Le somme previste saranno corrisposte entro il mese di luglio e stabiliscono i seguenti importi: 6,63 euro per la produttività collettiva per ogni giornata di presenza, 10 euro per il cambio turno, 17,50 euro per la reperibilità, 6,40 euro per i servizi in montagna e 610 euro annui per il cambio turno nei Reparti Mobili.
L’accordo prevede un impegno complessivo di spesa pari a circa 158 milioni di euro, con un residuo di circa 9 milioni che sarà disponibile indicativamente da settembre. Tali risorse residue saranno destinate al possibile rafforzamento di istituti economici già avviati, tra cui il rinnovo dell’indennità info-investigativa, l’introduzione di specifiche indennità per il personale della Polizia Scientifica e una nuova indennità di chiamata in servizio per il personale in reperibilità.

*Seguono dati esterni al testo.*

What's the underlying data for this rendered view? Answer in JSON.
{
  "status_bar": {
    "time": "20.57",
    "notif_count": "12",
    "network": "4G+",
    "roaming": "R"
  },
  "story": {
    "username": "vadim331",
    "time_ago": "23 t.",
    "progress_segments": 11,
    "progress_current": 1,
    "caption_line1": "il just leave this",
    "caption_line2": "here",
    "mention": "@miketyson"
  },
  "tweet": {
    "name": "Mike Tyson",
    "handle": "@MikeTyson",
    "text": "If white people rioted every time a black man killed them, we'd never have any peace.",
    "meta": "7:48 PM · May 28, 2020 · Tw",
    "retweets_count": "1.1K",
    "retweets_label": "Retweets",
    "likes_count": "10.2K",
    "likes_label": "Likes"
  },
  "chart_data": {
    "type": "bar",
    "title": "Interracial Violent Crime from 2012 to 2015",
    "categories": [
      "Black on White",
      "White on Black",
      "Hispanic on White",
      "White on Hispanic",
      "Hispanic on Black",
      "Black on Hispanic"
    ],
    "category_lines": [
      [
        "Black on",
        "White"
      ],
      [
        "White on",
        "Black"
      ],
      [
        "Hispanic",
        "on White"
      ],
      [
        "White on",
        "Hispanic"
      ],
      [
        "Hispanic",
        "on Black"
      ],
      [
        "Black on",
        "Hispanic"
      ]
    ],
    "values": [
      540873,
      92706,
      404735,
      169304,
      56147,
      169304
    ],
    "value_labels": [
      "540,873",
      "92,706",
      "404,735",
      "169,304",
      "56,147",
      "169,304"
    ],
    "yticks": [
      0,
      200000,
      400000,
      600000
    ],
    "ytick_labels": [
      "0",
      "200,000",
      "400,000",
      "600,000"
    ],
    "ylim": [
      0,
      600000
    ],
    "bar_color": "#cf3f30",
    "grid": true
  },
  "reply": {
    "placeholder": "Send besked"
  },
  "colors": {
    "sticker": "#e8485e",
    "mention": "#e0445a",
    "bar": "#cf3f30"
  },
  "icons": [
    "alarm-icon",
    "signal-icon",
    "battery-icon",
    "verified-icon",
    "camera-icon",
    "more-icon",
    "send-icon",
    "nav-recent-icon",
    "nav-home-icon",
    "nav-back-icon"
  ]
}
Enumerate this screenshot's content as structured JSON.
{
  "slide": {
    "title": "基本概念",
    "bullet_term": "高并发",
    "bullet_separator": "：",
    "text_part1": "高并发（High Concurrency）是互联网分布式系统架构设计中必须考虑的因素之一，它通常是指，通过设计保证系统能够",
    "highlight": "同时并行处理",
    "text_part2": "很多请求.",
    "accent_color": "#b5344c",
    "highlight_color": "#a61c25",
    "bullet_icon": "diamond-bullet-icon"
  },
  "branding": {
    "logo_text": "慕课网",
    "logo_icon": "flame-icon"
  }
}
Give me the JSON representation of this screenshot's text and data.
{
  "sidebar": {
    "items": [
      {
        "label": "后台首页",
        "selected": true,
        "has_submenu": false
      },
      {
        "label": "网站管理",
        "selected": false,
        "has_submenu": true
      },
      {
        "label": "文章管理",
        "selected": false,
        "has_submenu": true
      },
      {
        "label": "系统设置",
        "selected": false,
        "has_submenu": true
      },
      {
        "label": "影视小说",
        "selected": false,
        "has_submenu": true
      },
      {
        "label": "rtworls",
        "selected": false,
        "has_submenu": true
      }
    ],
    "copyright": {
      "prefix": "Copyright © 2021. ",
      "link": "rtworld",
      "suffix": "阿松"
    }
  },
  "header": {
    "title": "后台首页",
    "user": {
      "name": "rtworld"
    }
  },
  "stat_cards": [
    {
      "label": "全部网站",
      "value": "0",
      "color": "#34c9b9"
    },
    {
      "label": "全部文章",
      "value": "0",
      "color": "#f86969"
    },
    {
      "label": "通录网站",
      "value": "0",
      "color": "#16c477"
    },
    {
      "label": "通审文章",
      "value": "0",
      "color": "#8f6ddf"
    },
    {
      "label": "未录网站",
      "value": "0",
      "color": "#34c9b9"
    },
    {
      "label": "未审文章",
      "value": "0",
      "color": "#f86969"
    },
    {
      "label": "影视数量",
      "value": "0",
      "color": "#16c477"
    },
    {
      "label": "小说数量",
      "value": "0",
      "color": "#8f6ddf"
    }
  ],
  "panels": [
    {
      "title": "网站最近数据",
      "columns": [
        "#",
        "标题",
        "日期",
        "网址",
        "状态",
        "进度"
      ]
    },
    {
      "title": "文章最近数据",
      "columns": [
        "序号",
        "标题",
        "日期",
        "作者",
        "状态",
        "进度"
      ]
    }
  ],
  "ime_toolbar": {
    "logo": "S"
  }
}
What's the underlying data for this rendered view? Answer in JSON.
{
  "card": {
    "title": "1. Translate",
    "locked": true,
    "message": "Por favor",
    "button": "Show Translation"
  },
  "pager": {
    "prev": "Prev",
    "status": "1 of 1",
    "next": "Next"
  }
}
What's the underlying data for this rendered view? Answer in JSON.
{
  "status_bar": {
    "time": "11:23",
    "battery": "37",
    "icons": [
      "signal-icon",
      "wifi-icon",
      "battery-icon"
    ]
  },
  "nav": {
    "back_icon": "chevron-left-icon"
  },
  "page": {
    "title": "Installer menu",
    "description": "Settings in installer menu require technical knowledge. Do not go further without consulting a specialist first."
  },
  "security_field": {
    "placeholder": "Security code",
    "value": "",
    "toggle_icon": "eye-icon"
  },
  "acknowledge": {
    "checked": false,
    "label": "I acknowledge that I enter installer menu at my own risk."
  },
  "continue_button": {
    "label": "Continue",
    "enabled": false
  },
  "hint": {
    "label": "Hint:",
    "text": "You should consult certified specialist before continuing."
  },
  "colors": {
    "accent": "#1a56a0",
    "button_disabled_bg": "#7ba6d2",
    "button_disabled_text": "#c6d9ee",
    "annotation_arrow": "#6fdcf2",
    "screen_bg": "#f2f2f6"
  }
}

Le parti hanno inoltre condiviso la volontà di proseguire, nei prossimi giorni, il confronto sui tavoli separati per la definizione dell’indennità info-investigativa 2024, mantenendo aperto il percorso di valorizzazione economica delle diverse articolazioni operative.
Le organizzazioni sindacali hanno sottolineato la scelta di chiudere l’accordo 2025 per l’intero personale, nonostante la sospensione della coda contrattuale 2024, al fine di evitare ulteriori ritardi nei pagamenti oltre il mese di luglio e garantire una tempistica certa ai lavoratori.
L’intesa rappresenta quindi un passaggio significativo nella gestione del FESI, con l’impegno condiviso tra parti sindacali e Amministrazione a proseguire il confronto sulle ulteriori misure economiche a beneficio del personale.